“I'm not afraid to shake up the system, and government needs more shaking up than any other system I know.”
“I have a real soft spot in my heart for librarians and people who care about books.”
|Ann and Dolly|
“Poor George, he can't help it. He was born with a silver foot in his mouth.”
“I have always had the feeling I could do anything and my dad told me I could. I was in college before I found out he might be wrong.”
"I did not want my tombstone to read, 'She kept a really clean house.' I think I'd like them to remember me by saying, 'She opened government to everyone.”
|Ann's cameo on|
King of the Hill
"If you give us the chance, we can perform. After all, Ginger Rogers did everything that Fred Astaire did. She just did it backwards and in high heels."
Of Ann the Governor, I remember a woman who wasn't afraid to call a spade a spade, and who fought for changes in policies like education funding. Remember all of those accomplishments that George W. Bush claimed as reasons to elect him President, back when he first ran for office and Texas was a leader in education and business? Those were policies that Ann Richards put in place. Mostly, though, as another election approaches and I found myself yelling at the TV during the first Presidential debate, I wondered what had happened to politicians who weren't afraid to call bullshit. Attacks on the rights of women? Bullshit. Attacks on gays and lesbians? Bullshit.

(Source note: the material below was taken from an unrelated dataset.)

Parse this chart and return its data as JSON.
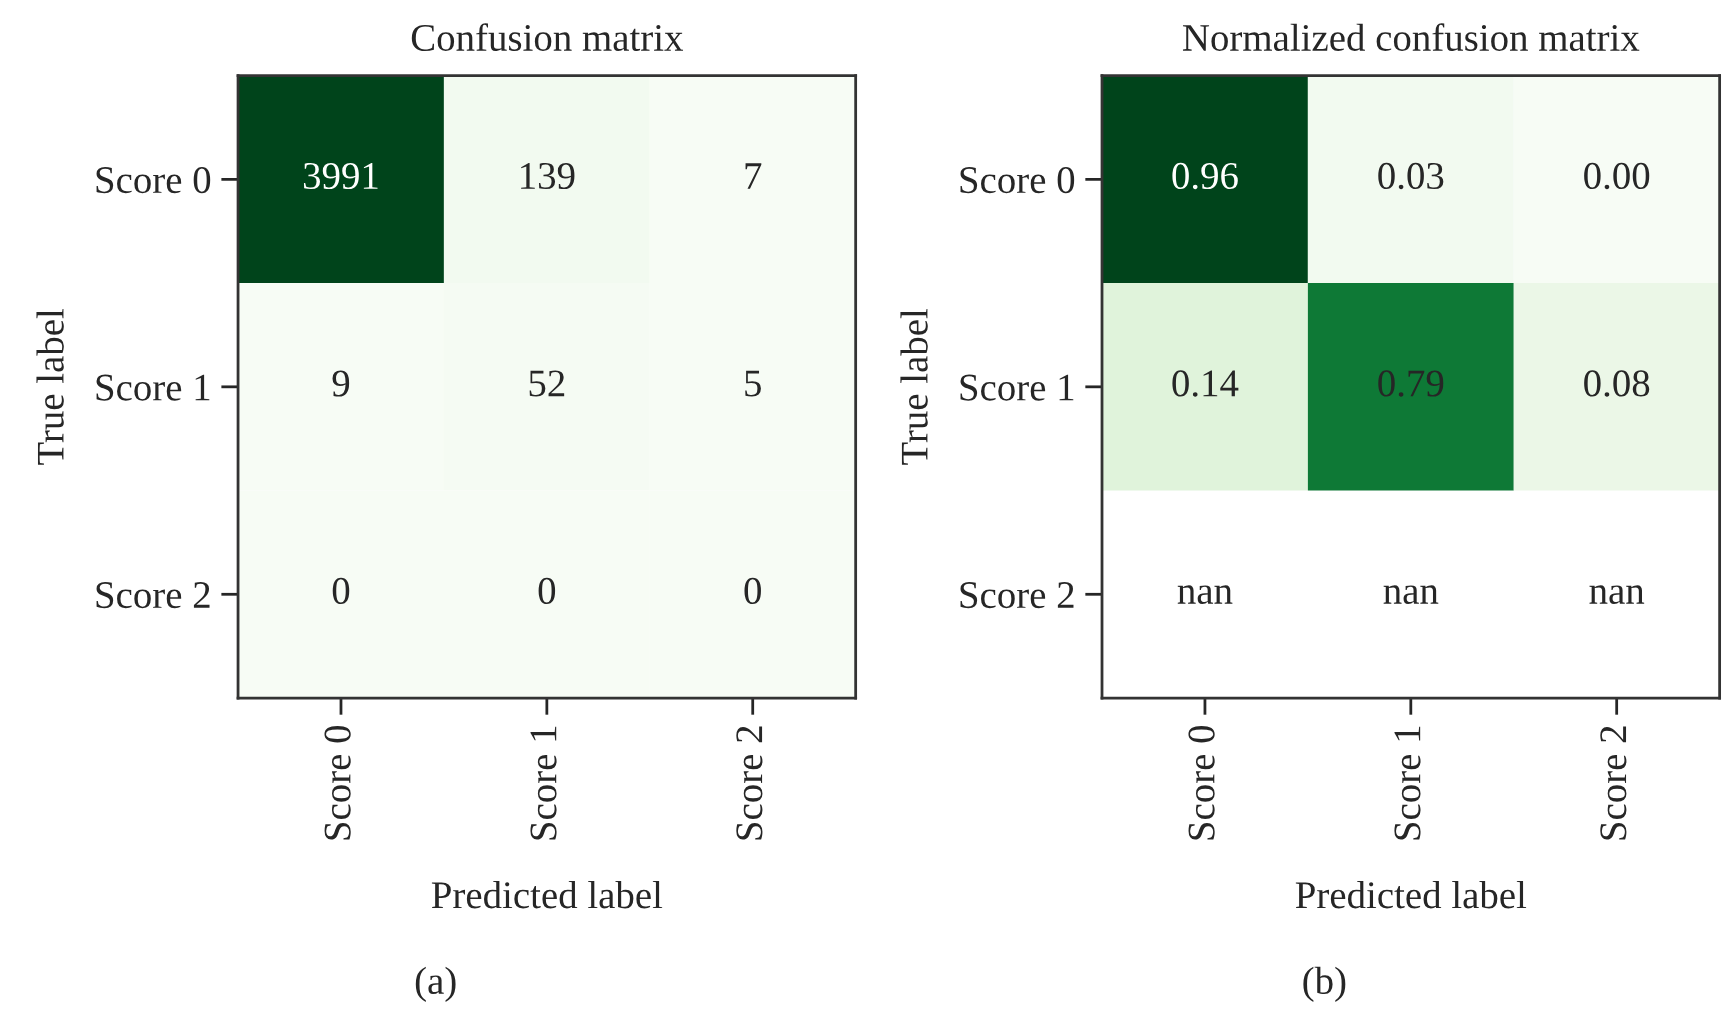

Xenophobia? Bullshit. Ann Richards was that type of Governor, a woman who fought for what she fought was right, even if it wasn't ladylike or genteel. She was a revolutionary and the last great governor of the Lone Star State.
Asked once what she might have done differently had she known she was going to be a one-term governor, Richards grinned. "Oh, I would probably have raised more hell."